6. Big Sam's Goal Drought Shows Worrying Lack of Transfer Tact
It's not as though it's a problem West Ham haven't gone about attempting to solve, but attack remains a miserable part of Sam Allardyce's squad, and Saturday's 1-0 defeat at home to Crystal Palace was significant to that end.
This was the third time in the Hammers' last eight matches that the club have failed to get on the scoresheet, and it seems not even a fit-again Andy Carroll can help their cause.
In fact, coincidence though it may be, West Ham have scored more than once in just two of their matches since seeing Carroll return to fitness, a sign that perhaps tactics aren't as preferable when he's in the squad and focus too much on suiting one player.
Whatever the case may be, the signings of Marco Borriello—injured since late February—and Antonio Nocerino, both on loan from Serie A clubs Roma and Milan, haven't had a great Upton Park impact, either.
In fact, the re-signing of Carlton Cole has perhaps been the club's most sensible move over the past year, and a revised approach will be needed this summer if Big Sam's chances of cementing his place as manager are to improve.
7. Tony Pulis' Formula for Survival Is Still a Potent One
However, on the other end of that 1-0 result was a jubilant Crystal Palace team, extending their winning streak to five matches and rising up to 11th, just a couple of months after they looked doomed to see the drop.
In those five matches, the Eagles have managed to keep four clean sheets, bumping their points tally up to 43 and putting themselves out of relegation's sight in sensational manner.
If there's one things Tony Pulis has proven he can do, it's giving a team structure, specifically at the back more than anything. Just as it's defence which wins titles, it's also defence that preserves top-flight status, it seems.
One can debate on Pulis' worth when it comes to developing past that phase as a genuine top-half contender, but for now, Palace will seek nothing more from their chief.
8. Roberto Martinez Exposes David Moyes as His Tactical Inferior
With the Toffees now enjoying success the likes of which they arguably never saw under David Moyes, it's a widespread belief that Roberto Martinez may in fact be a better fit for Everton than his predecessor ever was.

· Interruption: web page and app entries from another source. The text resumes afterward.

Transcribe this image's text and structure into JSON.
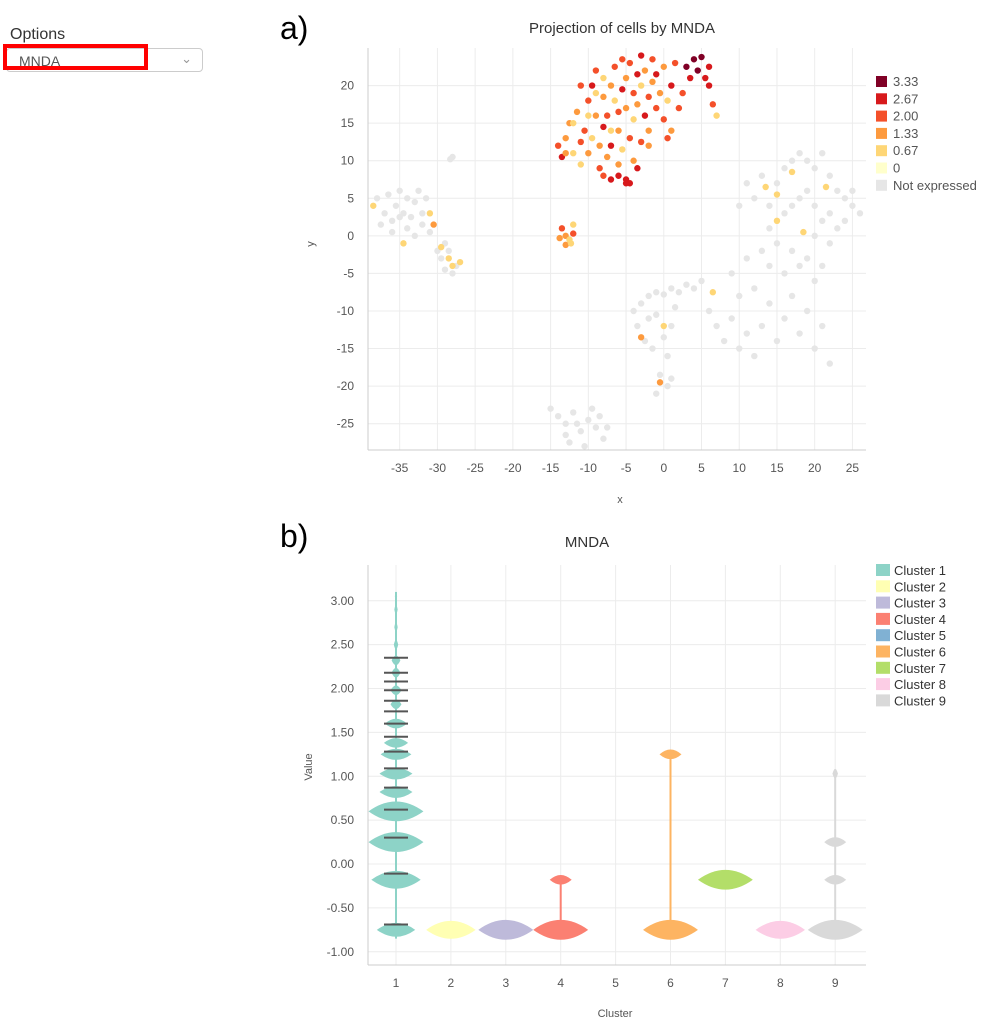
{
  "options": {
    "label": "Options",
    "selected": "MNDA"
  },
  "panels": {
    "a": "a)",
    "b": "b)"
  },
  "chart_data": [
    {
      "type": "scatter",
      "title": "Projection of cells by MNDA",
      "xlabel": "x",
      "ylabel": "y",
      "xlim": [
        -39.2,
        26.8
      ],
      "ylim": [
        -28.5,
        25
      ],
      "xticks": [
        -35,
        -30,
        -25,
        -20,
        -15,
        -10,
        -5,
        0,
        5,
        10,
        15,
        20,
        25
      ],
      "yticks": [
        20,
        15,
        10,
        5,
        0,
        -5,
        -10,
        -15,
        -20,
        -25
      ],
      "grid": true,
      "legend_position": "right",
      "legend": [
        {
          "label": "3.33",
          "color": "#800026"
        },
        {
          "label": "2.67",
          "color": "#d7191c"
        },
        {
          "label": "2.00",
          "color": "#f4502a"
        },
        {
          "label": "1.33",
          "color": "#fd9a3e"
        },
        {
          "label": "0.67",
          "color": "#fed676"
        },
        {
          "label": "0",
          "color": "#ffffcc"
        },
        {
          "label": "Not expressed",
          "color": "#e6e6e6"
        }
      ],
      "expressed_points": [
        [
          -14,
          12,
          2
        ],
        [
          -13.5,
          10.5,
          2.67
        ],
        [
          -13,
          13,
          1.33
        ],
        [
          -12.5,
          15,
          1.33
        ],
        [
          -12,
          11,
          0.67
        ],
        [
          -11.5,
          16.5,
          1.33
        ],
        [
          -11,
          12.5,
          2
        ],
        [
          -11,
          9.5,
          0.67
        ],
        [
          -10.5,
          14,
          2
        ],
        [
          -10,
          18,
          2
        ],
        [
          -10,
          11,
          1.33
        ],
        [
          -9.5,
          20,
          2.67
        ],
        [
          -9.5,
          13,
          0.67
        ],
        [
          -9,
          16,
          1.33
        ],
        [
          -9,
          22,
          2
        ],
        [
          -8.5,
          9,
          2
        ],
        [
          -8.5,
          12,
          1.33
        ],
        [
          -8,
          18.5,
          1.33
        ],
        [
          -8,
          14.5,
          2.67
        ],
        [
          -8,
          21,
          0.67
        ],
        [
          -7.5,
          10.5,
          1.33
        ],
        [
          -7.5,
          16,
          2
        ],
        [
          -7,
          20,
          1.33
        ],
        [
          -7,
          12,
          2.67
        ],
        [
          -7,
          7.5,
          2.67
        ],
        [
          -6.5,
          18,
          0.67
        ],
        [
          -6.5,
          22.5,
          2
        ],
        [
          -6,
          14,
          1.33
        ],
        [
          -6,
          16.5,
          2
        ],
        [
          -6,
          9.5,
          1.33
        ],
        [
          -5.5,
          19.5,
          2.67
        ],
        [
          -5.5,
          11.5,
          0.67
        ],
        [
          -5,
          21,
          1.33
        ],
        [
          -5,
          17,
          1.33
        ],
        [
          -5,
          7,
          2.67
        ],
        [
          -4.5,
          13,
          2
        ],
        [
          -4.5,
          23,
          2
        ],
        [
          -4,
          19,
          2
        ],
        [
          -4,
          15.5,
          0.67
        ],
        [
          -4,
          10,
          1.33
        ],
        [
          -3.5,
          21.5,
          2.67
        ],
        [
          -3.5,
          17.5,
          1.33
        ],
        [
          -3,
          24,
          2.67
        ],
        [
          -3,
          12.5,
          2
        ],
        [
          -3,
          20,
          0.67
        ],
        [
          -2.5,
          16,
          2.67
        ],
        [
          -2.5,
          22,
          1.33
        ],
        [
          -2,
          18.5,
          2
        ],
        [
          -2,
          14,
          1.33
        ],
        [
          -1.5,
          23.5,
          2
        ],
        [
          -1.5,
          20.5,
          1.33
        ],
        [
          -1,
          17,
          2
        ],
        [
          -1,
          21.5,
          2.67
        ],
        [
          -0.5,
          19,
          1.33
        ],
        [
          0,
          15.5,
          2
        ],
        [
          0,
          22.5,
          1.33
        ],
        [
          0.5,
          18,
          0.67
        ],
        [
          1,
          20,
          2.67
        ],
        [
          1,
          14,
          1.33
        ],
        [
          1.5,
          23,
          2
        ],
        [
          2,
          17,
          2
        ],
        [
          3,
          22.5,
          3.33
        ],
        [
          4,
          23.5,
          3.33
        ],
        [
          4.5,
          22,
          3.33
        ],
        [
          5,
          23.8,
          3.33
        ],
        [
          5.5,
          21,
          2.67
        ],
        [
          6,
          22.5,
          2.67
        ],
        [
          6,
          20,
          2.67
        ],
        [
          3.5,
          21,
          2.67
        ],
        [
          6.5,
          17.5,
          2
        ],
        [
          7,
          16,
          0.67
        ],
        [
          -6,
          8,
          2.67
        ],
        [
          -5,
          7.5,
          2.67
        ],
        [
          -4.5,
          7,
          2.67
        ],
        [
          -8,
          8,
          2
        ],
        [
          -12,
          15,
          0.67
        ],
        [
          -13,
          11,
          1.33
        ],
        [
          -10,
          16,
          0.67
        ],
        [
          -7,
          14,
          0.67
        ],
        [
          -2,
          12,
          1.33
        ],
        [
          2.5,
          19,
          2
        ],
        [
          0.5,
          13,
          2
        ],
        [
          -3.5,
          9,
          2.67
        ],
        [
          -9,
          19,
          0.67
        ],
        [
          -11,
          20,
          2
        ],
        [
          -5.5,
          23.5,
          2
        ],
        [
          -13.5,
          1,
          2
        ],
        [
          -13,
          0,
          1.33
        ],
        [
          -12.5,
          -0.5,
          0.67
        ],
        [
          -13,
          -1.2,
          1.33
        ],
        [
          -12,
          1.5,
          0.67
        ],
        [
          -12,
          0.3,
          2
        ],
        [
          -13.8,
          -0.3,
          1.33
        ],
        [
          -12.3,
          -1,
          0.67
        ],
        [
          -38.5,
          4,
          0.67
        ],
        [
          -31,
          3,
          0.67
        ],
        [
          -30.5,
          1.5,
          1.33
        ],
        [
          -34.5,
          -1,
          0.67
        ],
        [
          -29.5,
          -1.5,
          0.67
        ],
        [
          -28,
          -4,
          0.67
        ],
        [
          -27,
          -3.5,
          0.67
        ],
        [
          -28.5,
          -3,
          0.67
        ],
        [
          6.5,
          -7.5,
          0.67
        ],
        [
          0,
          -12,
          0.67
        ],
        [
          -3,
          -13.5,
          1.33
        ],
        [
          -0.5,
          -19.5,
          1.33
        ],
        [
          13.5,
          6.5,
          0.67
        ],
        [
          15,
          5.5,
          0.67
        ],
        [
          17,
          8.5,
          0.67
        ],
        [
          15,
          2,
          0.67
        ],
        [
          18.5,
          0.5,
          0.67
        ],
        [
          21.5,
          6.5,
          0.67
        ]
      ],
      "not_expressed_points": [
        [
          -38,
          5
        ],
        [
          -37,
          3
        ],
        [
          -36.5,
          5.5
        ],
        [
          -36,
          2
        ],
        [
          -35.5,
          4
        ],
        [
          -35,
          6
        ],
        [
          -34.5,
          3
        ],
        [
          -34,
          1
        ],
        [
          -34,
          5
        ],
        [
          -33.5,
          2.5
        ],
        [
          -33,
          4.5
        ],
        [
          -33,
          0
        ],
        [
          -32.5,
          6
        ],
        [
          -32,
          3
        ],
        [
          -32,
          1.5
        ],
        [
          -31.5,
          5
        ],
        [
          -31,
          0.5
        ],
        [
          -36,
          0.5
        ],
        [
          -37.5,
          1.5
        ],
        [
          -35,
          2.5
        ],
        [
          -30,
          -2
        ],
        [
          -29.5,
          -3
        ],
        [
          -29,
          -4.5
        ],
        [
          -28.5,
          -2
        ],
        [
          -28,
          -5
        ],
        [
          -27.5,
          -4
        ],
        [
          -29,
          -1
        ],
        [
          -28,
          10.5
        ],
        [
          -28.3,
          10.2
        ],
        [
          -14,
          -24
        ],
        [
          -13,
          -25
        ],
        [
          -12,
          -23.5
        ],
        [
          -11,
          -26
        ],
        [
          -10,
          -24.5
        ],
        [
          -9,
          -25.5
        ],
        [
          -8,
          -27
        ],
        [
          -12.5,
          -27.5
        ],
        [
          -10.5,
          -28
        ],
        [
          -9.5,
          -23
        ],
        [
          -11.5,
          -25
        ],
        [
          -13,
          -26.5
        ],
        [
          -8.5,
          -24
        ],
        [
          -7.5,
          -25.5
        ],
        [
          -15,
          -23
        ],
        [
          -4,
          -10
        ],
        [
          -3.5,
          -12
        ],
        [
          -3,
          -9
        ],
        [
          -2,
          -11
        ],
        [
          -1.5,
          -15
        ],
        [
          -1,
          -10.5
        ],
        [
          0,
          -13.5
        ],
        [
          1,
          -12
        ],
        [
          1.5,
          -9.5
        ],
        [
          -2.5,
          -14
        ],
        [
          0.5,
          -16
        ],
        [
          -0.5,
          -18.5
        ],
        [
          0.5,
          -20
        ],
        [
          1,
          -19
        ],
        [
          -1,
          -21
        ],
        [
          -2,
          -8
        ],
        [
          -1,
          -7.5
        ],
        [
          0,
          -7.8
        ],
        [
          1,
          -7
        ],
        [
          2,
          -7.5
        ],
        [
          3,
          -6.5
        ],
        [
          4,
          -7
        ],
        [
          5,
          -6
        ],
        [
          6,
          -10
        ],
        [
          7,
          -12
        ],
        [
          8,
          -14
        ],
        [
          9,
          -11
        ],
        [
          10,
          -15
        ],
        [
          11,
          -13
        ],
        [
          12,
          -16
        ],
        [
          13,
          -12
        ],
        [
          14,
          -9
        ],
        [
          15,
          -14
        ],
        [
          16,
          -11
        ],
        [
          17,
          -8
        ],
        [
          18,
          -13
        ],
        [
          19,
          -10
        ],
        [
          20,
          -15
        ],
        [
          21,
          -12
        ],
        [
          22,
          -17
        ],
        [
          20,
          -6
        ],
        [
          18,
          -4
        ],
        [
          16,
          -5
        ],
        [
          14,
          -4
        ],
        [
          12,
          -7
        ],
        [
          10,
          -8
        ],
        [
          9,
          -5
        ],
        [
          11,
          -3
        ],
        [
          13,
          -2
        ],
        [
          15,
          -1
        ],
        [
          17,
          -2
        ],
        [
          19,
          -3
        ],
        [
          21,
          -4
        ],
        [
          14,
          1
        ],
        [
          14,
          4
        ],
        [
          15,
          7
        ],
        [
          16,
          9
        ],
        [
          17,
          10
        ],
        [
          18,
          11
        ],
        [
          19,
          10
        ],
        [
          20,
          9
        ],
        [
          21,
          11
        ],
        [
          22,
          8
        ],
        [
          23,
          6
        ],
        [
          24,
          5
        ],
        [
          25,
          4
        ],
        [
          26,
          3
        ],
        [
          25,
          6
        ],
        [
          24,
          2
        ],
        [
          23,
          1
        ],
        [
          22,
          3
        ],
        [
          21,
          2
        ],
        [
          20,
          4
        ],
        [
          19,
          6
        ],
        [
          18,
          5
        ],
        [
          17,
          4
        ],
        [
          16,
          3
        ],
        [
          13,
          8
        ],
        [
          12,
          5
        ],
        [
          11,
          7
        ],
        [
          10,
          4
        ],
        [
          22,
          -1
        ],
        [
          20,
          0
        ]
      ]
    },
    {
      "type": "violin",
      "title": "MNDA",
      "xlabel": "Cluster",
      "ylabel": "Value",
      "categories": [
        "1",
        "2",
        "3",
        "4",
        "5",
        "6",
        "7",
        "8",
        "9"
      ],
      "ylim": [
        -1.15,
        3.4
      ],
      "yticks": [
        "3.00",
        "2.50",
        "2.00",
        "1.50",
        "1.00",
        "0.50",
        "0.00",
        "-0.50",
        "-1.00"
      ],
      "grid": true,
      "legend_position": "right",
      "series": [
        {
          "name": "Cluster 1",
          "color": "#8dd3c7",
          "modes": [
            [
              -0.75,
              0.35
            ],
            [
              -0.18,
              0.45
            ],
            [
              0.25,
              0.5
            ],
            [
              0.6,
              0.5
            ],
            [
              0.82,
              0.3
            ],
            [
              1.03,
              0.3
            ],
            [
              1.25,
              0.28
            ],
            [
              1.38,
              0.22
            ],
            [
              1.6,
              0.2
            ],
            [
              1.82,
              0.1
            ],
            [
              1.98,
              0.1
            ],
            [
              2.18,
              0.08
            ],
            [
              2.32,
              0.08
            ],
            [
              2.5,
              0.04
            ],
            [
              2.7,
              0.03
            ],
            [
              2.9,
              0.03
            ],
            [
              3.05,
              0.02
            ]
          ],
          "box_marks": [
            -0.69,
            -0.11,
            0.3,
            0.62,
            0.87,
            1.09,
            1.28,
            1.45,
            1.6,
            1.74,
            1.86,
            1.98,
            2.08,
            2.18,
            2.35
          ]
        },
        {
          "name": "Cluster 2",
          "color": "#ffffb3",
          "modes": [
            [
              -0.75,
              0.45
            ]
          ],
          "box_marks": []
        },
        {
          "name": "Cluster 3",
          "color": "#bebada",
          "modes": [
            [
              -0.75,
              0.5
            ]
          ],
          "box_marks": []
        },
        {
          "name": "Cluster 4",
          "color": "#fb8072",
          "modes": [
            [
              -0.75,
              0.5
            ],
            [
              -0.18,
              0.2
            ]
          ],
          "box_marks": []
        },
        {
          "name": "Cluster 5",
          "color": "#80b1d3",
          "modes": [],
          "box_marks": []
        },
        {
          "name": "Cluster 6",
          "color": "#fdb462",
          "modes": [
            [
              -0.75,
              0.5
            ],
            [
              1.25,
              0.2
            ]
          ],
          "box_marks": []
        },
        {
          "name": "Cluster 7",
          "color": "#b3de69",
          "modes": [
            [
              -0.18,
              0.5
            ]
          ],
          "box_marks": []
        },
        {
          "name": "Cluster 8",
          "color": "#fccde5",
          "modes": [
            [
              -0.75,
              0.45
            ]
          ],
          "box_marks": []
        },
        {
          "name": "Cluster 9",
          "color": "#d9d9d9",
          "modes": [
            [
              -0.75,
              0.5
            ],
            [
              -0.18,
              0.2
            ],
            [
              0.25,
              0.2
            ],
            [
              1.03,
              0.05
            ]
          ],
          "box_marks": []
        }
      ]
    }
  ]
}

However, Sunday's 2-0 victory for the Merseyside hosts served as concrete evidence that the Spaniard's outfit is currently better than the Red Devils', not just in terms of league position but in nearly every facet imaginable.
Or at least the ones which count in a positive sense anyway; Martinez has formed a squad of stronger mental and arguably physically superior standards, and his tactics are once again beaming through while the Old Trafford chief is showing himself to be somewhat inept in this aspect.
Moyes may well have been the man who gave players such as Seamus Coleman and Ross Barkley their first-team debuts on Merseyside, but it's the current Goodison Park helmsman who's getting the most out of their talents, and it showed on Sunday.
Meanwhile, Moyes has been stuck with fielding players such as Chris Smalling and Alex Buttner at right-back and left-back, respectively, making such stiff decisions as throwing Antonio Valencia in as a makeshift full-back when times get tough.
Sunday's outcome was the first time since the 1969-70 season that Everton have managed the league double over United, and one can only agree that it's a duct fully deserving of being broken.